IN33A-3760:
Linking descriptive geology and quantitative machine learning through an ontology of lithological concepts

Wednesday, 17 December 2014
Jens F Klump1, Robert Huber2, Jess Robertson1, Simon J D Cox3 and Robert Woodcock4, (1)CSIRO Mineral Resources Flagship, Kensington, WA, Australia, (2)MARUM - University of Bremen, Bremen, Germany, (3)CSIRO Land and Water, Highett, Australia, (4)CSIRO Digital Productivity & Services, Acton, ACT, Australia
Abstract:
Despite the recent explosion of quantitative geological data, geology remains a fundamentally qualitative science. Numerical data only constitute a certain part of data collection in the geosciences. In many cases, geological observations are compiled as text into reports and annotations on drill cores, thin sections or drawings of outcrops. The observations are classified into concepts such as lithology, stratigraphy, geological structure, etc. These descriptions are semantically rich and are generally supported by more quantitative observations using geochemical analyses, XRD, hyperspectral scanning, etc, but the goal is geological semantics. In practice it has been difficult to bring the different observations together due to differing perception or granularity of classification in human observation, or the partial observation of only some characteristics using quantitative sensors.

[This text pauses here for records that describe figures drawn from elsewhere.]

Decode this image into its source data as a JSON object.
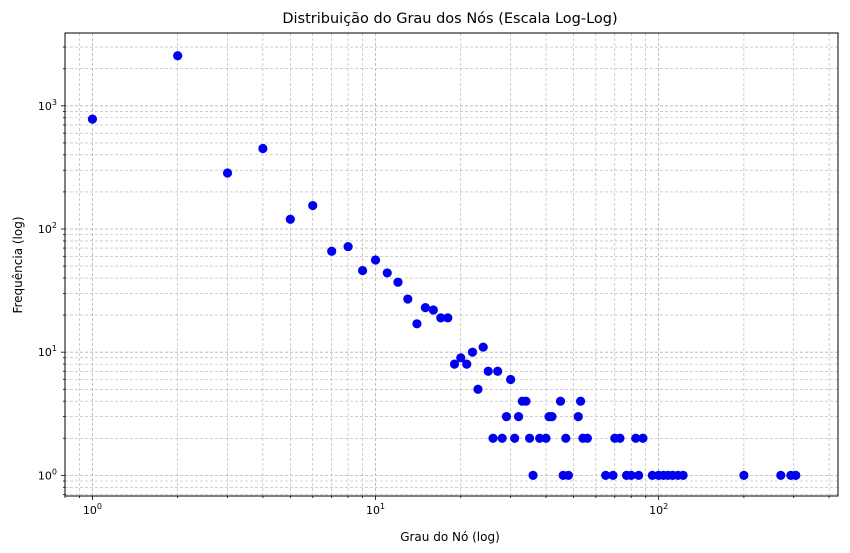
{
  "chart_data": {
    "type": "scatter",
    "title": "Distribuição do Grau dos Nós (Escala Log-Log)",
    "xlabel": "Grau do Nó (log)",
    "ylabel": "Frequência (log)",
    "x_scale": "log",
    "y_scale": "log",
    "xlim": [
      0.8,
      430
    ],
    "ylim": [
      0.68,
      3900
    ],
    "x_ticks": [
      {
        "base": "10",
        "exp": "0",
        "value": 1
      },
      {
        "base": "10",
        "exp": "1",
        "value": 10
      },
      {
        "base": "10",
        "exp": "2",
        "value": 100
      }
    ],
    "y_ticks": [
      {
        "base": "10",
        "exp": "0",
        "value": 1
      },
      {
        "base": "10",
        "exp": "1",
        "value": 10
      },
      {
        "base": "10",
        "exp": "2",
        "value": 100
      },
      {
        "base": "10",
        "exp": "3",
        "value": 1000
      }
    ],
    "grid": true,
    "marker_color": "#0000ee",
    "points": [
      [
        1,
        780
      ],
      [
        2,
        2550
      ],
      [
        3,
        285
      ],
      [
        4,
        450
      ],
      [
        5,
        120
      ],
      [
        6,
        155
      ],
      [
        7,
        66
      ],
      [
        8,
        72
      ],
      [
        9,
        46
      ],
      [
        10,
        56
      ],
      [
        11,
        44
      ],
      [
        12,
        37
      ],
      [
        13,
        27
      ],
      [
        14,
        17
      ],
      [
        15,
        23
      ],
      [
        16,
        22
      ],
      [
        17,
        19
      ],
      [
        18,
        19
      ],
      [
        19,
        8
      ],
      [
        20,
        9
      ],
      [
        21,
        8
      ],
      [
        22,
        10
      ],
      [
        23,
        5
      ],
      [
        24,
        11
      ],
      [
        25,
        7
      ],
      [
        26,
        2
      ],
      [
        27,
        7
      ],
      [
        28,
        2
      ],
      [
        29,
        3
      ],
      [
        30,
        6
      ],
      [
        31,
        2
      ],
      [
        32,
        3
      ],
      [
        33,
        4
      ],
      [
        34,
        4
      ],
      [
        35,
        2
      ],
      [
        36,
        1
      ],
      [
        38,
        2
      ],
      [
        40,
        2
      ],
      [
        41,
        3
      ],
      [
        42,
        3
      ],
      [
        45,
        4
      ],
      [
        46,
        1
      ],
      [
        47,
        2
      ],
      [
        48,
        1
      ],
      [
        52,
        3
      ],
      [
        53,
        4
      ],
      [
        54,
        2
      ],
      [
        56,
        2
      ],
      [
        65,
        1
      ],
      [
        69,
        1
      ],
      [
        70,
        2
      ],
      [
        73,
        2
      ],
      [
        77,
        1
      ],
      [
        80,
        1
      ],
      [
        83,
        2
      ],
      [
        85,
        1
      ],
      [
        88,
        2
      ],
      [
        95,
        1
      ],
      [
        100,
        1
      ],
      [
        104,
        1
      ],
      [
        108,
        1
      ],
      [
        112,
        1
      ],
      [
        117,
        1
      ],
      [
        122,
        1
      ],
      [
        200,
        1
      ],
      [
        270,
        1
      ],
      [
        293,
        1
      ],
      [
        305,
        1
      ]
    ]
  }
}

In the past years many geological classification schemas have been transferred into ontologies and vocabularies, formalized using RDF and OWL, and published through SPARQL endpoints. Several lithological ontologies were compiled by stratigraphy.net and published through a SPARQL endpoint. This work is complemented by the development of a Python API to integrate this vocabulary into Python-based text mining applications.

The applications for the lithological vocabulary and Python API are

  1. automated semantic tagging of geochemical data and descriptions of drill cores,
  2. machine learning of geochemical compositions that are diagnostic for lithological classifications, and
  3. text mining for lithological concepts in reports and geological literature.

This combination of applications can be used to identify anomalies in databases, where composition and lithological classification do not match. It can also be used to identify lithological concepts in the literature and infer quantitative values. The resulting semantic tagging opens new possibilities for linking these diverse sources of data.